The goals listed in Speaker Pelosi's 100 hour plan should warm the heart of any reasonable American.  But lists are not strategies, and the 100 hour plan merely covers putting these goals before the president as opposed to actually accomplishing them.  The Democratic strategy behind the 100 hour plan appears to be merely this:

Democrats innocently propose their most popular ideas while attempting to appease the President by not impeaching him.  In exchange, the President gallantly signs any bills that don't jeopardize his military, economic, or political intentions.

Appeasement is hardly a new strategy.  The British well remember Neville Chamberlain's strategy of appeasement in World War II.  And now they consider President Bush a greater threat than North Korea's Kim Jong-il [article].  Are the Democrats about to repeat Chamberlain's error?

The most perplexing deficit of the Democratic appeasement strategy is not that it may fail to achieve the Party’s goals, but that it may leave Democrats defenseless against guileful assault by their enemies and a misinformed public:

  • People may deride Democrats for the impending severe fallout from the war on Iraq, since the Democrats will have failed to develop and publicize exonerating evidence.

  • People may hail the President for signing appeasement legislation like raising the minimum wage, since the Democrats have failed to pursue more fundamental issues like the perceived trend away from Constitutional government. 

  • People may commend yet another miraculous drop in gas prices just before the 2008 elections, since the Democrats have failed to address, let alone correct record high oil profits.

Appeasement is all the more perplexing when one considers fallacies in the arguments used in its favor:

  • The alternative to appeasement is impeachment.  The broad alternative is investigation and prosecution of wrong doing, with the goals of recovering stolen funds, crafting of corrective legislation, maintaining the nation's moral compass, and achieving justice.  Impeachment is neither essential to nor sufficient for these goals, but it may be quicker than some of the alternatives.

  • Investigations leading to impeachment reek of revenge.  The starting point in heading off such claims is to produce a useful nonpartisan definition of "high crimes and misdemeanors" that characterizes mismanagement worthy of removal from office.

  • Impeachment is partisan, divisive, and degrading.

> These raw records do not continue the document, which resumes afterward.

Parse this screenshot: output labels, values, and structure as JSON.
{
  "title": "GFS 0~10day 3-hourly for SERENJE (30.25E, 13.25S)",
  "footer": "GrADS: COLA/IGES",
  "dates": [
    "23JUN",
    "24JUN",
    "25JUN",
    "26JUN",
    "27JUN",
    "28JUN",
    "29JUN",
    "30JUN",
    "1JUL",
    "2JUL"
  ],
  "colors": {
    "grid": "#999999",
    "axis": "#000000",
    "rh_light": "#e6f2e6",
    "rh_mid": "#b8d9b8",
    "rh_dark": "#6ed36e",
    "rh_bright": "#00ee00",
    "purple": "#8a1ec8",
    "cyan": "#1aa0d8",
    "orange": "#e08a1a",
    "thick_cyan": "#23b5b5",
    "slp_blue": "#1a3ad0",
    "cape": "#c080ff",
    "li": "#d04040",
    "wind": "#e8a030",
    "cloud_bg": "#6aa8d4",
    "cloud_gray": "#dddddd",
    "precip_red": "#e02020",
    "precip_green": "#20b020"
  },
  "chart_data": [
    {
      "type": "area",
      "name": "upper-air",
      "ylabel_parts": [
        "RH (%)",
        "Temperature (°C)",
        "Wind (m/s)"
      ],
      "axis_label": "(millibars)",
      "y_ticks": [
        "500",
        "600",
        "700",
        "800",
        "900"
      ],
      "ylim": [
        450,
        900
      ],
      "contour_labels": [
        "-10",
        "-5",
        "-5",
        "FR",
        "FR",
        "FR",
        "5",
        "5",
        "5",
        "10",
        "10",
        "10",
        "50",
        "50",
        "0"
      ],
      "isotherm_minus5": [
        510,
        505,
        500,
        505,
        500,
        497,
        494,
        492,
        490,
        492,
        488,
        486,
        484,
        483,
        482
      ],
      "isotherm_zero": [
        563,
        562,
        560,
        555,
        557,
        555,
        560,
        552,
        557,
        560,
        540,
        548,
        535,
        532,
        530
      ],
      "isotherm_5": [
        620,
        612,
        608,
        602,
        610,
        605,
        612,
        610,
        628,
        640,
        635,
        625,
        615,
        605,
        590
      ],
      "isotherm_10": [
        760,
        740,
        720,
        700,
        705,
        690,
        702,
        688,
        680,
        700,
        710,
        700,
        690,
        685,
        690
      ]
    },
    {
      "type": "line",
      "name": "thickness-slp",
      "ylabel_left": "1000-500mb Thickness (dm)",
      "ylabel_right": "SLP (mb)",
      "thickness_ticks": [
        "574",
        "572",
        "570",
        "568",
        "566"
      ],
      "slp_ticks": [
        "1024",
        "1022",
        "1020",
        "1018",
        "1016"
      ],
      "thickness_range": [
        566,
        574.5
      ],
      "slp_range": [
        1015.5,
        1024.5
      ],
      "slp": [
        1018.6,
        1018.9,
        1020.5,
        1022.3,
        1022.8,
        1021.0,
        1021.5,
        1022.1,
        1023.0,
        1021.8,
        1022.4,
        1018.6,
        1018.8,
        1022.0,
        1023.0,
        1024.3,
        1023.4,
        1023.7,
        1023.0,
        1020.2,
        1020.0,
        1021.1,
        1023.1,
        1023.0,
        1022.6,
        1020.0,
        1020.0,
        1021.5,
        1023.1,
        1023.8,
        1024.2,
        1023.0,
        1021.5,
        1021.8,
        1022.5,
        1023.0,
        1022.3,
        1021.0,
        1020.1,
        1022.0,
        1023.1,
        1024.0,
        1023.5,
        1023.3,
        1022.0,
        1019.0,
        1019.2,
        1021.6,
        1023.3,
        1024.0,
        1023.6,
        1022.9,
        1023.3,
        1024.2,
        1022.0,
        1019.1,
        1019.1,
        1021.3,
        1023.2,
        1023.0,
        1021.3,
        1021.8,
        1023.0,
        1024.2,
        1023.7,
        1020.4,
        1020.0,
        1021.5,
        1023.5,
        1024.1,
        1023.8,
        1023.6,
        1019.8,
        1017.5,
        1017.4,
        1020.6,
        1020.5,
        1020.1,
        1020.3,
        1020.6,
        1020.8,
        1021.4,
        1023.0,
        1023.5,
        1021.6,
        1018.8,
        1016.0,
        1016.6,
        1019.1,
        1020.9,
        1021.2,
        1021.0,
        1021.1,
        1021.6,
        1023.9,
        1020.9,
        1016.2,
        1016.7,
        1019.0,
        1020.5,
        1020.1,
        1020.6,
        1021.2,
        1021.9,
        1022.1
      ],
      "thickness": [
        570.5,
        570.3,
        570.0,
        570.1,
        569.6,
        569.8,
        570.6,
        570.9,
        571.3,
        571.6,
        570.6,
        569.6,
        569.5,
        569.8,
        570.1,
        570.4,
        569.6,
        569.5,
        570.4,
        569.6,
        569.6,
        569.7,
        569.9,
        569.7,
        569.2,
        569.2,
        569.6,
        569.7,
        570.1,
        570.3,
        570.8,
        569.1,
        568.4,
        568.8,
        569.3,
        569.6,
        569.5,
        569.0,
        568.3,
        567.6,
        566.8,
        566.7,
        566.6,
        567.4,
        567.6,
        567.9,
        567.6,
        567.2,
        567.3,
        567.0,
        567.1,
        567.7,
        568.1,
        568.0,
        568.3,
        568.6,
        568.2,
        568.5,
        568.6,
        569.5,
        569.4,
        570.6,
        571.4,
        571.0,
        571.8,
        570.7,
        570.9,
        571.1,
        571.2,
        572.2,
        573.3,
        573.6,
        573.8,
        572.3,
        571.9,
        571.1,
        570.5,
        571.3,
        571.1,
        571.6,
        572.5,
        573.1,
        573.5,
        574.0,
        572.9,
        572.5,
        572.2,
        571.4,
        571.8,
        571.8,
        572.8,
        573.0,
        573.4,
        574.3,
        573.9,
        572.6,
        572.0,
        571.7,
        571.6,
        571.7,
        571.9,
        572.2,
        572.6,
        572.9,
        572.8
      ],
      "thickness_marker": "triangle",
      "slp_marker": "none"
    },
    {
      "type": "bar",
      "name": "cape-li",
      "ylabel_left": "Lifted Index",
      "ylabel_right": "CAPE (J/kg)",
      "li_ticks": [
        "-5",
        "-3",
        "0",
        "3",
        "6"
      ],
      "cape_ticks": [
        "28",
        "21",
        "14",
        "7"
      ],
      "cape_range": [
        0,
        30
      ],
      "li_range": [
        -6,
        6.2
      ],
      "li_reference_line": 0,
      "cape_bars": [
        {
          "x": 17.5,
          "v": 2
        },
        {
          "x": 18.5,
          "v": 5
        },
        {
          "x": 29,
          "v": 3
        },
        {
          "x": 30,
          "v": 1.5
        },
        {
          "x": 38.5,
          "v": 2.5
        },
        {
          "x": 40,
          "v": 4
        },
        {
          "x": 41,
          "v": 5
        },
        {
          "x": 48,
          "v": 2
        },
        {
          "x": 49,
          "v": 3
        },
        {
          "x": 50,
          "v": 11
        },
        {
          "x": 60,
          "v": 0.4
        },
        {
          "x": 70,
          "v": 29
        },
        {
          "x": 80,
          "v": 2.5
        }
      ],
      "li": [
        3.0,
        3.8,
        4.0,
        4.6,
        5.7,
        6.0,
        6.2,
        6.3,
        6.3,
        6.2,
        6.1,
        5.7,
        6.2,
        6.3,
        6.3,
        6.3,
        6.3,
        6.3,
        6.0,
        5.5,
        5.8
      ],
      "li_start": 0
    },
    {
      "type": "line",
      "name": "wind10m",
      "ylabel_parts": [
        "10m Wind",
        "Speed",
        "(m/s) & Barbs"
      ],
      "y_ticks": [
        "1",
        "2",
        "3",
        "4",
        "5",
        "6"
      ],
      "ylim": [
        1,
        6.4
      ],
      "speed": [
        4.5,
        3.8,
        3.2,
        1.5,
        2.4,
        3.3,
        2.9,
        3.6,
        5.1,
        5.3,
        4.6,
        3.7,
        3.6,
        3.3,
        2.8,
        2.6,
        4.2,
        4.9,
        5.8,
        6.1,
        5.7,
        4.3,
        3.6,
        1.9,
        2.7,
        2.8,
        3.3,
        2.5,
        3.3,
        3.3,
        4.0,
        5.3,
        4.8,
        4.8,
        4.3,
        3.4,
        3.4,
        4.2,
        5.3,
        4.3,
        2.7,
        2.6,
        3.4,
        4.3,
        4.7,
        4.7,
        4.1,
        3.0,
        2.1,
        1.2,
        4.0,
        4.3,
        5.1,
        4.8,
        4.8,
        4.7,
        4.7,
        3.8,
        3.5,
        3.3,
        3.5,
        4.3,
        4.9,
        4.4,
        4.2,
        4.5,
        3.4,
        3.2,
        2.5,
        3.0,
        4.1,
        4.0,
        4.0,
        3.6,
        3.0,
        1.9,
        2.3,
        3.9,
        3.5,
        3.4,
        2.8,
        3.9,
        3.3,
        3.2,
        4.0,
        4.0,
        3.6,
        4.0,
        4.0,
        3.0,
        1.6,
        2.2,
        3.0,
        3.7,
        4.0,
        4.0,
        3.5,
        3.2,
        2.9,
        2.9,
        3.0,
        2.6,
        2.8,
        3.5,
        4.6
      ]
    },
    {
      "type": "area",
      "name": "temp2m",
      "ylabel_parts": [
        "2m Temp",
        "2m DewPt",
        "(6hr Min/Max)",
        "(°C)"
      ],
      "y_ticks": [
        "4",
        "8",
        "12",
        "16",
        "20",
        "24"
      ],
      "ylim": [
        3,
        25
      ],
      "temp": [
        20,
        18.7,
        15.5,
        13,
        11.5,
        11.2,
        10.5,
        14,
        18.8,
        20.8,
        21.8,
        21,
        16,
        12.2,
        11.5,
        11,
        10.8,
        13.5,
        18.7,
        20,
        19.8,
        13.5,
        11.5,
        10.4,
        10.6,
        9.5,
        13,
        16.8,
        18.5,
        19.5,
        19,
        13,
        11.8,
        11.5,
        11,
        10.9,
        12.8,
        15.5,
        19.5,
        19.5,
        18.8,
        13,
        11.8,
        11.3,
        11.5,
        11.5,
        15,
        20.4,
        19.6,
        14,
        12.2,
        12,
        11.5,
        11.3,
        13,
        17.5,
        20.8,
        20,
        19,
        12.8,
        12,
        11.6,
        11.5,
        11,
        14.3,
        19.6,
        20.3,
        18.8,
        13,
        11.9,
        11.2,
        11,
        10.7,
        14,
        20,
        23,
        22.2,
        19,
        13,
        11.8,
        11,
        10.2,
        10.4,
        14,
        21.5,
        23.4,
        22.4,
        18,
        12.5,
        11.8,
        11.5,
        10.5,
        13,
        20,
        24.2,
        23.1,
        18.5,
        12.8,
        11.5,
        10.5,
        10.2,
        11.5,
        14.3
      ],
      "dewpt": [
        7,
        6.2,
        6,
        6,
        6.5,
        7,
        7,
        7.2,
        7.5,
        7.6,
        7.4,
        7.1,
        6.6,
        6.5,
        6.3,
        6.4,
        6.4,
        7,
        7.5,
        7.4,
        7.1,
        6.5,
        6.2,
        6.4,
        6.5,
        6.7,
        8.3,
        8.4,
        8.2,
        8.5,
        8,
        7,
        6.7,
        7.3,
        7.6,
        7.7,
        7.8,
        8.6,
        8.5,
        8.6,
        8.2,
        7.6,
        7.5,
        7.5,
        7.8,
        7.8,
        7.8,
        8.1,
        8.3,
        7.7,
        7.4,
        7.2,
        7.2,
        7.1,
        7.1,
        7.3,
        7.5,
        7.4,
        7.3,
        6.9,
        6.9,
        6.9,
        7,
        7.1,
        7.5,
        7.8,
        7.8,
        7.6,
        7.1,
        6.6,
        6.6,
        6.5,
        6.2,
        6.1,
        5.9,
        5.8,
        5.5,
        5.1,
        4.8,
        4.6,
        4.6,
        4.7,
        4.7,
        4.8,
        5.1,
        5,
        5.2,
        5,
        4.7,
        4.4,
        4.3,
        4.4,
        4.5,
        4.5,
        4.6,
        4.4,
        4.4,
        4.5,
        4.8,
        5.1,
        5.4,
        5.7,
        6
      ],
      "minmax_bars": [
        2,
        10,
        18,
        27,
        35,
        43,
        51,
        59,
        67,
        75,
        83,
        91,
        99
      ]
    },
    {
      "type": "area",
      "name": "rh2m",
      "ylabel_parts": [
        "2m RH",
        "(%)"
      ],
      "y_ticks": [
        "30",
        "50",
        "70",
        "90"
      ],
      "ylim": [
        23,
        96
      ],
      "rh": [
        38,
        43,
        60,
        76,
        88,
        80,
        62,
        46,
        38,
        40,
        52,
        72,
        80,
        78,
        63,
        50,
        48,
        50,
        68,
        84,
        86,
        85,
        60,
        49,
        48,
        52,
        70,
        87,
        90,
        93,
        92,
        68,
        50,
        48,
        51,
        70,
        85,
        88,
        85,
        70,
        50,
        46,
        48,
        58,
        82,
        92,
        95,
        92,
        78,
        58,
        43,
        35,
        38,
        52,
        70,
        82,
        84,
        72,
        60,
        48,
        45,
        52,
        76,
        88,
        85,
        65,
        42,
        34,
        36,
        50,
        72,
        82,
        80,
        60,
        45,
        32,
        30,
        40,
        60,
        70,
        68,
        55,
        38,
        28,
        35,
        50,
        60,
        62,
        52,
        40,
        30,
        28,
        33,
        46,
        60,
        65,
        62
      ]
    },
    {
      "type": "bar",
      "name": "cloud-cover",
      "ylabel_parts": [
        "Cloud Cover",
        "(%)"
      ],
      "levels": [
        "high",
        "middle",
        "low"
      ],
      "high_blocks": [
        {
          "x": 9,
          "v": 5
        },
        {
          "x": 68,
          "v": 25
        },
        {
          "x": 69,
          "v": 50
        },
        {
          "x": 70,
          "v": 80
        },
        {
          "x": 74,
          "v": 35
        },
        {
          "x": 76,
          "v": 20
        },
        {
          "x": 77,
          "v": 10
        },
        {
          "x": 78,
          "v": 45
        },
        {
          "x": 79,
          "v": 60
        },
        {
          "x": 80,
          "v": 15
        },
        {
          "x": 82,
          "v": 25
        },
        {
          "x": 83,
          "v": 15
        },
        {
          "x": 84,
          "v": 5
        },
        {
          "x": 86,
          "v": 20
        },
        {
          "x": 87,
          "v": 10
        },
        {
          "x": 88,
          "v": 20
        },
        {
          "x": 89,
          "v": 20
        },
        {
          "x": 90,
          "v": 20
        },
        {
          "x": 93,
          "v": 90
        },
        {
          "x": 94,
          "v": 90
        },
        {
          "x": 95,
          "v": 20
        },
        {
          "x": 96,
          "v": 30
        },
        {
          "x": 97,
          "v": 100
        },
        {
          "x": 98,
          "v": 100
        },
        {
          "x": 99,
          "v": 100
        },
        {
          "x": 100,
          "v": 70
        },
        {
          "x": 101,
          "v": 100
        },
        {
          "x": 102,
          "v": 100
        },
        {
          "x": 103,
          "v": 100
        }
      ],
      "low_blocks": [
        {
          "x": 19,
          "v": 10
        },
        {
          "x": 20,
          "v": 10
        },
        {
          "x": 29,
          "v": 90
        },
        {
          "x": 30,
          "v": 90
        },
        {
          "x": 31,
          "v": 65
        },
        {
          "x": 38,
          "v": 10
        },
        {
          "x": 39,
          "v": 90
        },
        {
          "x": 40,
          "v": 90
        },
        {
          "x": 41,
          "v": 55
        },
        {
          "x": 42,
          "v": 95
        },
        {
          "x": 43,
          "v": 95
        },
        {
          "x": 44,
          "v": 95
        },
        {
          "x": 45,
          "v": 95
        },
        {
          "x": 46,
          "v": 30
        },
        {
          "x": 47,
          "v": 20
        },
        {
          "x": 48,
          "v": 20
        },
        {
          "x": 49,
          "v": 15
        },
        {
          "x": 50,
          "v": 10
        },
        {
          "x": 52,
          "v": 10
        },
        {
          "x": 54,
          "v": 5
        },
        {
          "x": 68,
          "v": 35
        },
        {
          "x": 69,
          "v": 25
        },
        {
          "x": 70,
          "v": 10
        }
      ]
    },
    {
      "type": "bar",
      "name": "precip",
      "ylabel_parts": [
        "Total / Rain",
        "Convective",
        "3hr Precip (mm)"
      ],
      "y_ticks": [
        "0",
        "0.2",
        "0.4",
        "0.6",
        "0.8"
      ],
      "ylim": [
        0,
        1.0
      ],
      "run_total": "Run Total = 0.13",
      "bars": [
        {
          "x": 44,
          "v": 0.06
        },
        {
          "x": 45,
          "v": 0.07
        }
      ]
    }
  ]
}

The expense, distraction, and degradation of the Clinton impeachment suggests that an adequate definition of "high crimes and misdemeanors" would exclude private indiscretions and associated lies.  It also suggests that live impeachment proceedings used as theatrical performances be copyrighted and temporarily governed by fair-use constraints.

If the Democrats are to have any hope of achieving the goals that recently swept them to power, it is imperative that they develop Congressional priorities allowing them to

  • Reaffirm and restore inalienable Constitutional rights.

  • Identify and banish enemies of the Constitution from government.

  • And finally pursue the normal business of government.

Given the stakes, I suggest that every reasonable American begin to shout and holler, rather than simply wait and see.